Klasik devirde Tiana (Tuvana) olarak isimlendirilen ve Tarsus yolu üzerinde bulunduğu bildirilen ve bugünkü Pozantı olduğundan şüphe edilmeyen “Podandos” un, Hitit dönemine ait Paduvanda ile olan isim benzerliği dikkat çeker.
Pozantı’nın ilk çağlarda ismi “Pendonsis” dir. Araplar “El Bedendum” ve Türkler ise “Bozantı” ismini vermişlerdir. İlçenin eski kuruluş yeri, günümüzdeki Anahşa kalesinin çevresidir. Gülek boğazı yolu.
Birçok milletin konup göçtüğü Pendonsis şehri kalıntıları üzerine kurulmuştur, tarih boyunca coğrafi konumundan dolayı önemli bir konak yeri olmuştur. Bizans imparatorluğu döneminden sonra bölgede Abbasiler görülür. Abbasi döneminde Halife Harun Reşit zamanında, bu bölgede çok sayıda Türk aşiret ve boyu yerleşir.
1015 yılından itibaren, Anadolu’ya başlayan Türk akınları, buralara kadar uzanır. 1071 Malazgirt zaferinden sonra, Türk Toprağı olur. Haçlı seferleri sırasında yeniden Bizanslıların eline geçen Pozantı, Yavuz Sultan Selim tarafından 1571 yılında Osmanlı topraklarına katılır.
Pozantı’nın tarihinde benim çok etkilendiğim bir olay var.
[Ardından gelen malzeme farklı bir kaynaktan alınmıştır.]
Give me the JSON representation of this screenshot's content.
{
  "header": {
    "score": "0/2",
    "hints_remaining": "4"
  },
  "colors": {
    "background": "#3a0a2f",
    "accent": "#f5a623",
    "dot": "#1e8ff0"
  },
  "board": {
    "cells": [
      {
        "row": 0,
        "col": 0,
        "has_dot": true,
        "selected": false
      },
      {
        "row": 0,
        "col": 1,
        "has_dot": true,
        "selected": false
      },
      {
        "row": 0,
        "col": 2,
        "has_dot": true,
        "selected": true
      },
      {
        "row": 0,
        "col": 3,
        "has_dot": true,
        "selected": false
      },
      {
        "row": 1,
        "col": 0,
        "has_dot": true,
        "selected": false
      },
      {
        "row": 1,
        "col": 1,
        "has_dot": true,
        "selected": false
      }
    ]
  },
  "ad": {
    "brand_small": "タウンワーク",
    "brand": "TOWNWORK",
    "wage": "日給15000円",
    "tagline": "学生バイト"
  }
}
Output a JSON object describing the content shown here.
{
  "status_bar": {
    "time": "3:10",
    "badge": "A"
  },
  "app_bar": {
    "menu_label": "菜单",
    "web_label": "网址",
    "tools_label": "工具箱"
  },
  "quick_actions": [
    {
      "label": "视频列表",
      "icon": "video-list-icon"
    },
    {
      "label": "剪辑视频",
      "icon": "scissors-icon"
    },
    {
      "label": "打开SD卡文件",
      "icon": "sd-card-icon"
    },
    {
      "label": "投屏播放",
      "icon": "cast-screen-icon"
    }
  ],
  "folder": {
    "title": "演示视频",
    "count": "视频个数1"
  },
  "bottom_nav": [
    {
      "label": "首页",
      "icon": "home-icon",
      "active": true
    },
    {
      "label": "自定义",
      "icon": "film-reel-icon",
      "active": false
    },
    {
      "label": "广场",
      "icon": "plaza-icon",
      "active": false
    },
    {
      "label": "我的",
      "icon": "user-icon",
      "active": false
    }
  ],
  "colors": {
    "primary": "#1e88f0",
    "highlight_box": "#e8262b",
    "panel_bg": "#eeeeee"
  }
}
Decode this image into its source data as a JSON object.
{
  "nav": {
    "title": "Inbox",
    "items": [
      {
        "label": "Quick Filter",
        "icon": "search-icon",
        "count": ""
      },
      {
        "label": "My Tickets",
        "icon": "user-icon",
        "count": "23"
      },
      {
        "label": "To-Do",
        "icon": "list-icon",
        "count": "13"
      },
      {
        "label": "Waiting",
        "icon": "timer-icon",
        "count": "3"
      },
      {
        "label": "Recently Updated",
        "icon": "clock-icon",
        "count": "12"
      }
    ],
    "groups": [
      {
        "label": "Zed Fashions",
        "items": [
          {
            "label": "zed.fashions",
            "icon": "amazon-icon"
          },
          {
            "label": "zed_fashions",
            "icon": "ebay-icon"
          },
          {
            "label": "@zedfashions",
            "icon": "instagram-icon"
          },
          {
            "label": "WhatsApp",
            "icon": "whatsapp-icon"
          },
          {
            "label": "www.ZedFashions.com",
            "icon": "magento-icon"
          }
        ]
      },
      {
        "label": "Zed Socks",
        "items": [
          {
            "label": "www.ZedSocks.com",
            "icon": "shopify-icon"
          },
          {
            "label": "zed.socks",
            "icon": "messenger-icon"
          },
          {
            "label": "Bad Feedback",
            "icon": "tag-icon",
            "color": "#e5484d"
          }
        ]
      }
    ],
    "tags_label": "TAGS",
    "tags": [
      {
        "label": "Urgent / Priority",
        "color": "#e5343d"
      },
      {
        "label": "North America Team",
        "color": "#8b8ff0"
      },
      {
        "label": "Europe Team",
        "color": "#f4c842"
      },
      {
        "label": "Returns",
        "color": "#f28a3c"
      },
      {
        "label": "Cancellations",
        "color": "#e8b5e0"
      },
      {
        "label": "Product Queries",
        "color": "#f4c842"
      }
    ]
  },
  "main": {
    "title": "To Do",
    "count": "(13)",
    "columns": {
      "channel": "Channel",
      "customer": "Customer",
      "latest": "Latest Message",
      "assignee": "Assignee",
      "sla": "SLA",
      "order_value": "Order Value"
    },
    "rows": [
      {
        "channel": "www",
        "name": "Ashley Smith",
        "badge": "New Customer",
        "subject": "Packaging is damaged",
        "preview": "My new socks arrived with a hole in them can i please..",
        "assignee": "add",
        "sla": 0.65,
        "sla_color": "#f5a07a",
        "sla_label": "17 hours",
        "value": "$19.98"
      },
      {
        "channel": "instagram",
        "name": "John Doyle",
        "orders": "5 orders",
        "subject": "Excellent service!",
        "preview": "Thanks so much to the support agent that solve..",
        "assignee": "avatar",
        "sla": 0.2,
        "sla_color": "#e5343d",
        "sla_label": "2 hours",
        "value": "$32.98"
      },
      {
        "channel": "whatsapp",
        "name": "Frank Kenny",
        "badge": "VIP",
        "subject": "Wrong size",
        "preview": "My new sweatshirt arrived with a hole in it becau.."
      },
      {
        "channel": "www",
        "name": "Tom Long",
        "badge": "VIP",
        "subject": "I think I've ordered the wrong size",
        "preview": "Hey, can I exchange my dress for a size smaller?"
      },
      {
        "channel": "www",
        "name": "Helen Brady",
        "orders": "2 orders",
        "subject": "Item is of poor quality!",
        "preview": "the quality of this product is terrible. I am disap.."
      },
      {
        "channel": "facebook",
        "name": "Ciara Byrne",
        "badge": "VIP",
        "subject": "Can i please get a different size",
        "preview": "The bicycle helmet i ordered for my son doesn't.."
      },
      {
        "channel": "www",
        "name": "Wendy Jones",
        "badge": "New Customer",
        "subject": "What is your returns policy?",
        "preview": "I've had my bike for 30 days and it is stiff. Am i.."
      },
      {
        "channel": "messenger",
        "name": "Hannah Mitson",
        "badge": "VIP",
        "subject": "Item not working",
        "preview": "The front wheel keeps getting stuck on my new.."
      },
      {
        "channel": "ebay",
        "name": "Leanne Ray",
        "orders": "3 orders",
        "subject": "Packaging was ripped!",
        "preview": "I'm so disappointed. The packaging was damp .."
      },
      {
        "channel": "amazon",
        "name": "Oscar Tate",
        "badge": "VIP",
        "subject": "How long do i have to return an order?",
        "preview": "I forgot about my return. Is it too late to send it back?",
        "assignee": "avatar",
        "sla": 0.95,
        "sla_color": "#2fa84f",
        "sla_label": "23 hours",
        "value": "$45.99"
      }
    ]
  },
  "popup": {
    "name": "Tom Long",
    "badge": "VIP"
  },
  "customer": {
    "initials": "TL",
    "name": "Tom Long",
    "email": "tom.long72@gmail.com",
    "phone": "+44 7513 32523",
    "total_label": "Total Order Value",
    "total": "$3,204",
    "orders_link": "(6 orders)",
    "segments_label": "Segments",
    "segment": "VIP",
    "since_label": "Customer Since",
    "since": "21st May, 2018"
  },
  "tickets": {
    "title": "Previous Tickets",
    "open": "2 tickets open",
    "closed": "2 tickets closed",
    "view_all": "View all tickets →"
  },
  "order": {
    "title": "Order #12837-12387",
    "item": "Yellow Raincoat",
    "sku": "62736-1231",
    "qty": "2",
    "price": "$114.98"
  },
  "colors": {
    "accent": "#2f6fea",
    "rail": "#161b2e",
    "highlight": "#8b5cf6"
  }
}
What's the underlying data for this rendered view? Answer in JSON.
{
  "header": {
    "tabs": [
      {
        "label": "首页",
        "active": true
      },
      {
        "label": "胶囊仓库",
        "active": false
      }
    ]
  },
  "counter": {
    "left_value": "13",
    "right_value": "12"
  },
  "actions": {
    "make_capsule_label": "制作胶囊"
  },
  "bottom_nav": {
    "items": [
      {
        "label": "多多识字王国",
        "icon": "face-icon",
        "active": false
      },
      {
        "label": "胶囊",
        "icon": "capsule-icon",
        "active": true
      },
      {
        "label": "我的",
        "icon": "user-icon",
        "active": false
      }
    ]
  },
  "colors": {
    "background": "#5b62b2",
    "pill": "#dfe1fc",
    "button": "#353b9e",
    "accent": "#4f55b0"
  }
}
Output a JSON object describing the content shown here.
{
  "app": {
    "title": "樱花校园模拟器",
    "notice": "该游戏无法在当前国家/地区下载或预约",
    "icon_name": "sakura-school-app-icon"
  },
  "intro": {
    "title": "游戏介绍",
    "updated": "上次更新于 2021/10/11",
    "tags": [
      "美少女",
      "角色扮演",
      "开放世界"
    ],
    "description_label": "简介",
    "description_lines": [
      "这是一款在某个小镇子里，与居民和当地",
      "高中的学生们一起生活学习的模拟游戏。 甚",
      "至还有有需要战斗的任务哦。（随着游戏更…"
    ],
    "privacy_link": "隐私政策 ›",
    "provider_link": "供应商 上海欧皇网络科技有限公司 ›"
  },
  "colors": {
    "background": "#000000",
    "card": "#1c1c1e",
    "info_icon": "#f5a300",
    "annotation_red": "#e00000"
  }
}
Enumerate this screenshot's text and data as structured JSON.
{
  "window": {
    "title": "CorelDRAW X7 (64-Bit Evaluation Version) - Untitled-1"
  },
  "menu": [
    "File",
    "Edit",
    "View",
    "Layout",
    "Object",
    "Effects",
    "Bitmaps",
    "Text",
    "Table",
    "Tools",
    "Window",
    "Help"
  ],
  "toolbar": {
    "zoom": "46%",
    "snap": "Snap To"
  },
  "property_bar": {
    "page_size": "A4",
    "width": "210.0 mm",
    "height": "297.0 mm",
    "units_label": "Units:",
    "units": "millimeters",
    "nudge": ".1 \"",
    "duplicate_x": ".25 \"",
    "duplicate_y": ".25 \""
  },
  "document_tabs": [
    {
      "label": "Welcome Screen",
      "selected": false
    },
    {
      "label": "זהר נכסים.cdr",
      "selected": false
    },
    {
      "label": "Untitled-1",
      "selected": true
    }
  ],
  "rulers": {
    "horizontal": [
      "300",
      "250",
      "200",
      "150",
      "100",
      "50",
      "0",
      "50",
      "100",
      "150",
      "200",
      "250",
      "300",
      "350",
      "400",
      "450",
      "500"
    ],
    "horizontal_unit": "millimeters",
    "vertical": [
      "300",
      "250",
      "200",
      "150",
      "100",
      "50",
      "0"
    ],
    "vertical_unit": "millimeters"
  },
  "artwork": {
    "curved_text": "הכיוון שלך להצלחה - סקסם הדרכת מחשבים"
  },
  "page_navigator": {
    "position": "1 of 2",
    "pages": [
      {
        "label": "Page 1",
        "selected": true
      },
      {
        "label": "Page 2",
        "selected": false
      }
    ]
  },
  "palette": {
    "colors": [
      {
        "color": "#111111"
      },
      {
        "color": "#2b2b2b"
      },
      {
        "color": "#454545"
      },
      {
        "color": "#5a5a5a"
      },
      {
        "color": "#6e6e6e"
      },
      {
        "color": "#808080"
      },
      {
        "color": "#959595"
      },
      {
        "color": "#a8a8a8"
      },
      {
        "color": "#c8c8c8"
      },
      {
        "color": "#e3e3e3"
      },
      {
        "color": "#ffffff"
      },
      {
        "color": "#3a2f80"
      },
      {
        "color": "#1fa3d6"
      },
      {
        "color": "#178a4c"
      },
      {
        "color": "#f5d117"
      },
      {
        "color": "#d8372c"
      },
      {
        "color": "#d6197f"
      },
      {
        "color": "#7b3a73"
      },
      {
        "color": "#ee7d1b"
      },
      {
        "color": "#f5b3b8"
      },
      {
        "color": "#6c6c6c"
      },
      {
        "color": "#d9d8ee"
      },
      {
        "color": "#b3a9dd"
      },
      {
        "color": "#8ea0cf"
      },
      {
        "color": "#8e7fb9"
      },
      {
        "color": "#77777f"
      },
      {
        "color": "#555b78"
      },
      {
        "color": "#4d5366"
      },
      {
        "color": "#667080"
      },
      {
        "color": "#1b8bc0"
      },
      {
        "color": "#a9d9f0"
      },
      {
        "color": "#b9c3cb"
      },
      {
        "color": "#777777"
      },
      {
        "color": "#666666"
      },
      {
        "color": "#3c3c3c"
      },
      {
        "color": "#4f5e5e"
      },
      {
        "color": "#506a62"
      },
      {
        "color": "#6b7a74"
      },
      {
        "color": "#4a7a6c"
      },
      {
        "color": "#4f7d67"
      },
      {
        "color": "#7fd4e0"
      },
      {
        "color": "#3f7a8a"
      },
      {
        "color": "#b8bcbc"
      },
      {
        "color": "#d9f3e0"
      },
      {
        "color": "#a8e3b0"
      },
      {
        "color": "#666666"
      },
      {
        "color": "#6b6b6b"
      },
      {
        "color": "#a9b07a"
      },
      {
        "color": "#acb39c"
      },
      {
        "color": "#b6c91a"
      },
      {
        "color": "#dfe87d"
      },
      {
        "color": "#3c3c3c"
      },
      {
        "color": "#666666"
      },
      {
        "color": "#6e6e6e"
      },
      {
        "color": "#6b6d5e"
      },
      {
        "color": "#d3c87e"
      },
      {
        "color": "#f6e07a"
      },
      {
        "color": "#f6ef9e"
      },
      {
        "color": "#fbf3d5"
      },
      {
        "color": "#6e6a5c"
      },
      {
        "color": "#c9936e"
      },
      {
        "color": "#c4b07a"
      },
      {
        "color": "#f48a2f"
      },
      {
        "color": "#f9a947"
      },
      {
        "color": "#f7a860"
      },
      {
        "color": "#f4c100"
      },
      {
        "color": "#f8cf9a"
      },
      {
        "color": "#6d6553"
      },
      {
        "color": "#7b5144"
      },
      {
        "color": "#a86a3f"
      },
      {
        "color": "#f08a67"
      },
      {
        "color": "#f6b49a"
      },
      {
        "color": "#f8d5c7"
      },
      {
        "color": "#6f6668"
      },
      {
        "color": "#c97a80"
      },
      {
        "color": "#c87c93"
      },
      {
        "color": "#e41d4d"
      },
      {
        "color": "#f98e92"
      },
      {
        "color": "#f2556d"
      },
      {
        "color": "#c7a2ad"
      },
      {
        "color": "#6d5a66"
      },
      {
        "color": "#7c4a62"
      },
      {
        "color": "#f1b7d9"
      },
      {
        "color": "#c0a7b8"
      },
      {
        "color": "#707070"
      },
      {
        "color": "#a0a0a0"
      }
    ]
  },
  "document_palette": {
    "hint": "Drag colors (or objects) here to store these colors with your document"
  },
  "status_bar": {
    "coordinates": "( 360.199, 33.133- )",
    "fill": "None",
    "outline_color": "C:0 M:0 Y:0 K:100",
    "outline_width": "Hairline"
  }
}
Osmanlı ordusu, Mısırlı isyancı Mehmet Ali Paşa’nın ordusuyla yapılan çatışmalarda bozguna uğrar ve Pozantı vadisinden yürüyerek veya at sırtında, perişan bir halde geçer ve Pozantı’daki hastaneye ulaşırlar. Yaralı Türk askerleri, Pozantı hastanesindeki Ermeni asıllı doktorlar tarafından zehirlenerek veya yanlış tedavi sonucu hayatını kaybeder daha doğrusu öldürülürler ve yüzlerce askerin mezar yerleri halen bilinmemektedir.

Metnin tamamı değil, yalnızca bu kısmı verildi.